La hausse de l’âge légal de la retraite en 2010 a, pour la première fois, actionné de façon contraignante le levier de l’allongement de la vie active. Elle oblige sans marges de choix à reculer son départ à la retraite à 62 ans, indépendamment de sa durée de cotisation. Parce que les Français dans cette situation sont encore nombreux, cette réforme est efficace, quoique loin d’être suffisante, mais également injuste, parce qu’elle introduit une inégalité dans la durée de cotisation. Le gouvernement de Jean-Marc Ayrault a en partie corrigé ces effets injustes, mais ainsi perdu en efficacité. L’action du gouvernement ne peut pas rester en l’état : il lui faut prolonger son intervention par un allongement des carrières.
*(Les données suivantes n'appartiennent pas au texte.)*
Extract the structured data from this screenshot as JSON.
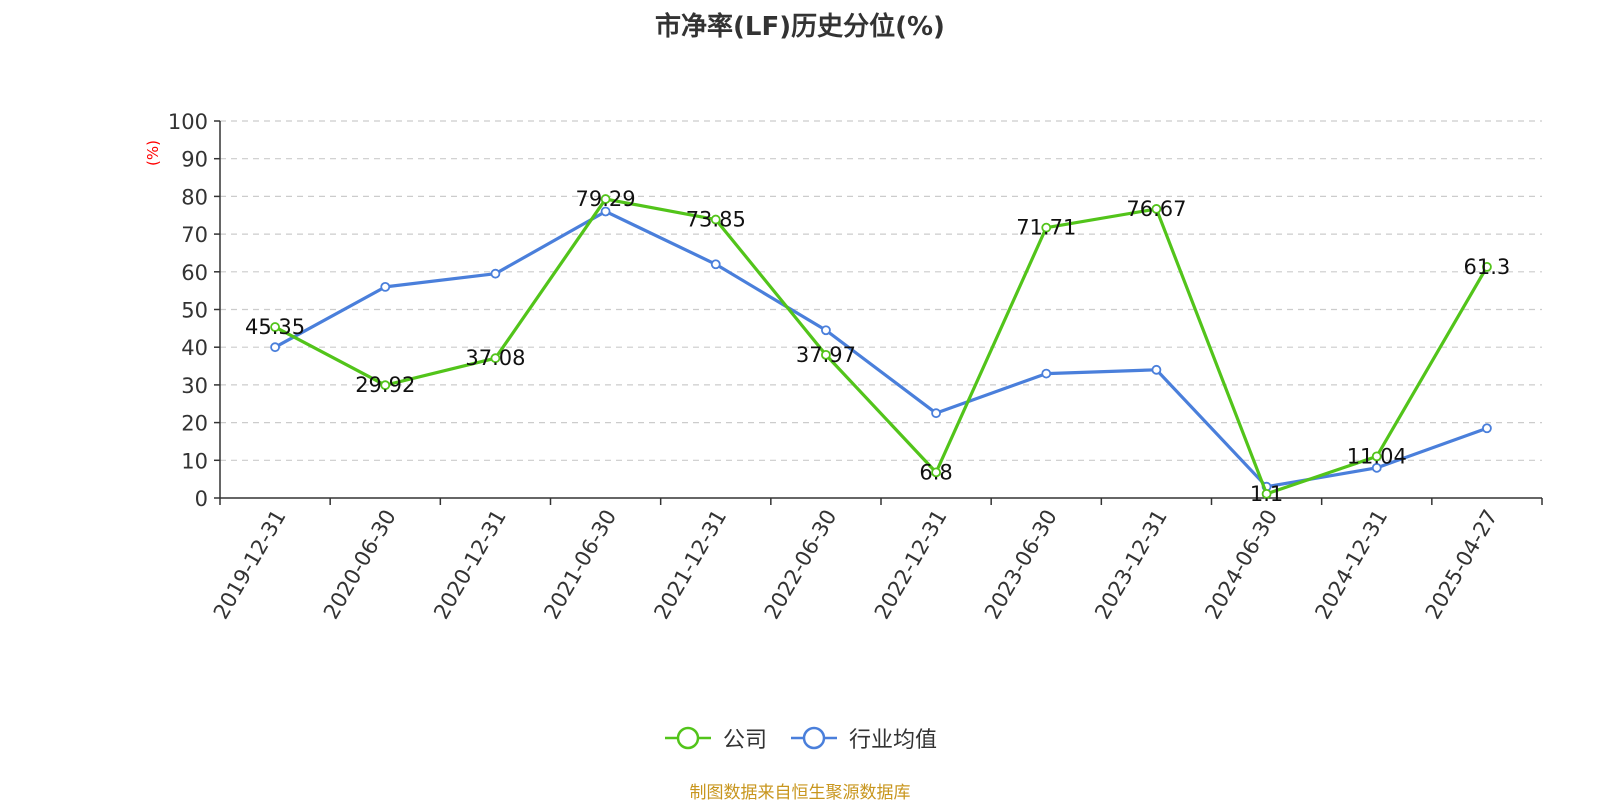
{
  "chart_data": {
    "type": "line",
    "title": "市净率(LF)历史分位(%)",
    "ylabel": "(%)",
    "xlabel": "",
    "ylim": [
      0,
      100
    ],
    "yticks": [
      0,
      10,
      20,
      30,
      40,
      50,
      60,
      70,
      80,
      90,
      100
    ],
    "grid": true,
    "legend_position": "bottom",
    "categories": [
      "2019-12-31",
      "2020-06-30",
      "2020-12-31",
      "2021-06-30",
      "2021-12-31",
      "2022-06-30",
      "2022-12-31",
      "2023-06-30",
      "2023-12-31",
      "2024-06-30",
      "2024-12-31",
      "2025-04-27"
    ],
    "series": [
      {
        "name": "公司",
        "color": "#52c41a",
        "values": [
          45.35,
          29.92,
          37.08,
          79.29,
          73.85,
          37.97,
          6.8,
          71.71,
          76.67,
          1.1,
          11.04,
          61.3
        ],
        "labels": [
          "45.35",
          "29.92",
          "37.08",
          "79.29",
          "73.85",
          "37.97",
          "6.8",
          "71.71",
          "76.67",
          "1.1",
          "11.04",
          "61.3"
        ]
      },
      {
        "name": "行业均值",
        "color": "#4a7fdb",
        "values": [
          40,
          56,
          59.5,
          76,
          62,
          44.5,
          22.5,
          33,
          34,
          3,
          8,
          18.5
        ]
      }
    ]
  },
  "source_note": "制图数据来自恒生聚源数据库"
}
Pour sortir du dilemme entre efficacité et justice, il est en effet urgent de remettre à l’ordre du jour une réforme portant sur l’allongement de la durée de cotisation. Il faut en accélérer le calendrier, en visant quarante-quatre années en 2025. Cette durée de cotisation allongée indiquera de façon transparente et forte la durée de vie active qu’il faut chercher à atteindre pour assurer le maintien du niveau de pension des retraités dans le futur. Encadrée par des surcotes et des décotes, cette réforme laissera en outre à la majorité des Français la possibilité de résoudre au mieux de leurs préférences les termes du dilemme fondamental entre leur niveau de vie et leur temps de travail. Cette voie de réforme est possible et peut être mise en œuvre rapidement. Une réforme plus systémique, et donc plus ambitieuse, introduisant la retraite par points, permettrait d’atteindre les mêmes objectifs, mais nécessiterait un temps de latence trop grand. Le gouvernement doit indiquer très rapidement qu’il met le cap sur l’allongement de la vie active, et l’instrument de la durée de cotisation constitue un moyen juste et efficace pour atteindre cet objectif.